Demodex folliculorum is a type of mite. It’s one of two types of Demodex mites, the other being Demodex brevis. This is also the most common type of Demodex mite.
D. folliculorum lives within the hair follicles on human skin, feeding on dead skin cells. Unlike D. brevis, this type is mostly found on the face. These mites tend to be most prevalent around the eyes, affecting the lids and lashes.
Though the thought of having mites on your skin might sound unpleasant, it’s actually common to have small amounts of them. D. folliculorum only becomes problematic if they exacerbate preexisting skin conditions, such as rosacea. There’s also increasing evidence that large amounts can cause skin problems.
D. folliculorum is microscopic in size, so you won’t be able to diagnose its presence on your own.
With large D. folliculorum infestations, you may notice sudden increased roughness of the skin.
Other symptoms may include:
- itchy or scaly skin
- increased skin sensitivity
- burning sensation
- skin that feels rough like sandpaper
Many people with mites in their skin don’t know it. A small number of mites is unlikely to cause any symptoms.
D. folliculorum naturally occurs in human skin. However, the mites can be spread by contact with someone else who has them.
Unlike other types of skin mites, D. folliculorum increases the amount of skin cells in the hair follicles. In large amounts, this can create scaly symptoms on the face.
D. folliculorum is currently being investigated as a potential cause of rosacea. There’s evidence that these mites can cause flare-ups if you have rosacea. In fact, the National Rosacea Foundation estimates that rosacea patients have up to 18 times more Demodex mites than patients without rosacea.
Though D. folliculorum isn’t an uncommon occurrence, you may be at an increased risk for getting these mites if you have:
- a weakened immune system
- skin infections
- acne, especially inflammatory types
- rosacea, though increasing evidence suggests the mites can actually cause this condition
Since D. folliculorum aren’t visible to the naked eye, you’ll need to see a doctor to get a definitive diagnosis. To diagnose these mites, your doctor will scrape a small sample of follicular tissues and oils from your face. A skin biopsy shown under a microscope can determine the presence of these mites on the face.
People who have large amounts of the mites on their face may be diagnosed with demodicosis. Symptoms of demodicosis include:
- scales around the hair follicles
- red skin
- sensitive skin
- itchy skin
Your doctor can prescribe a cream that can help get rid of the mites as well as their eggs.
D. folliculorum can also cause complications with preexisting skin conditions. It may worsen acne outbreaks, rosacea rashes, and dermatitis patches. Controlling the mites may help the outcome of these types of inflammatory skin conditions.

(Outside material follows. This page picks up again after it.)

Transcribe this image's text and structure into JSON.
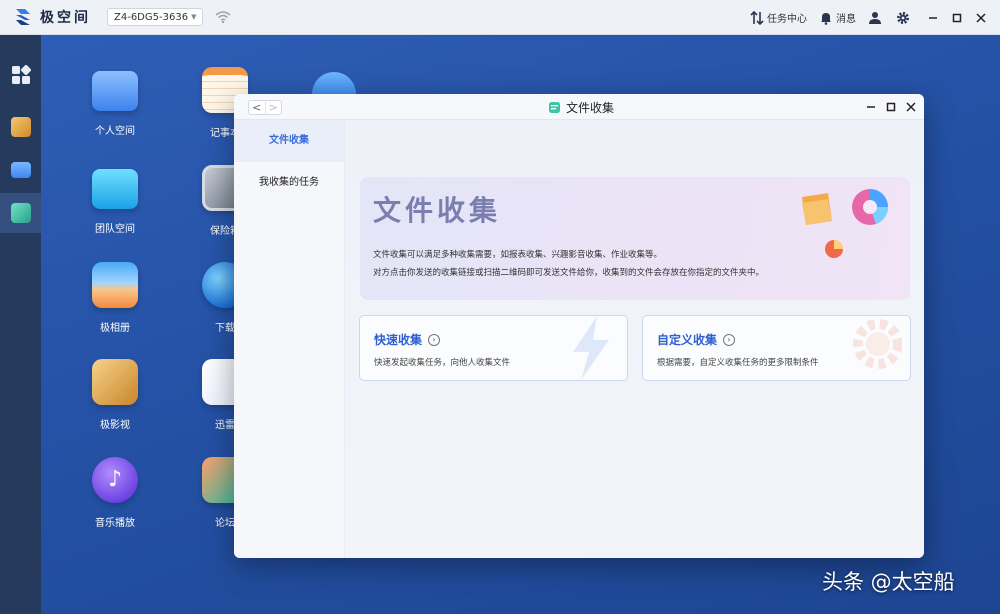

Certain home treatments can help get rid of D. folliculorum while also preventing them from spreading. Gently scrub your eyelashes with a 50 percent solution of tea tree oil. Then apply tea tree oil to kill any eggs left behind. The tea tree oil should get rid of mites and mite eggs.
In most cases, you don’t need to do anything about the mites unless they’re causing symptoms.
Medical treatments are used when there is a large number of mites on your face. For D. folliculorum on the eyelashes, a medicated ointment may be used. This helps trap the mites and prevent them from laying their eggs in other hair follicles.
Creams, gels, and face washes with the following active ingredients may also help:
- benzyl benzoate
- salicylic acid
- selenium sulfide
Your doctor may also prescribe:
- crotamiton (Eurax)
- ivermectin (Stromectol)
- metronidazole (Flagyl)
- permethrin (Nix, Elimite)
The outlook for D. folliculorum depends on the underlying cause. People with inflammatory conditions, such as rosacea and acne, might have recurring mites that aggravate their symptoms. Frequent skin infections can also increase the likelihood that the mites will return.
Most cases also don’t cause any symptoms. Mites live for several weeks and decompose often without notice. In small amounts, D. folliculorum may actually offer benefits, as they can remove excess dead skin cells.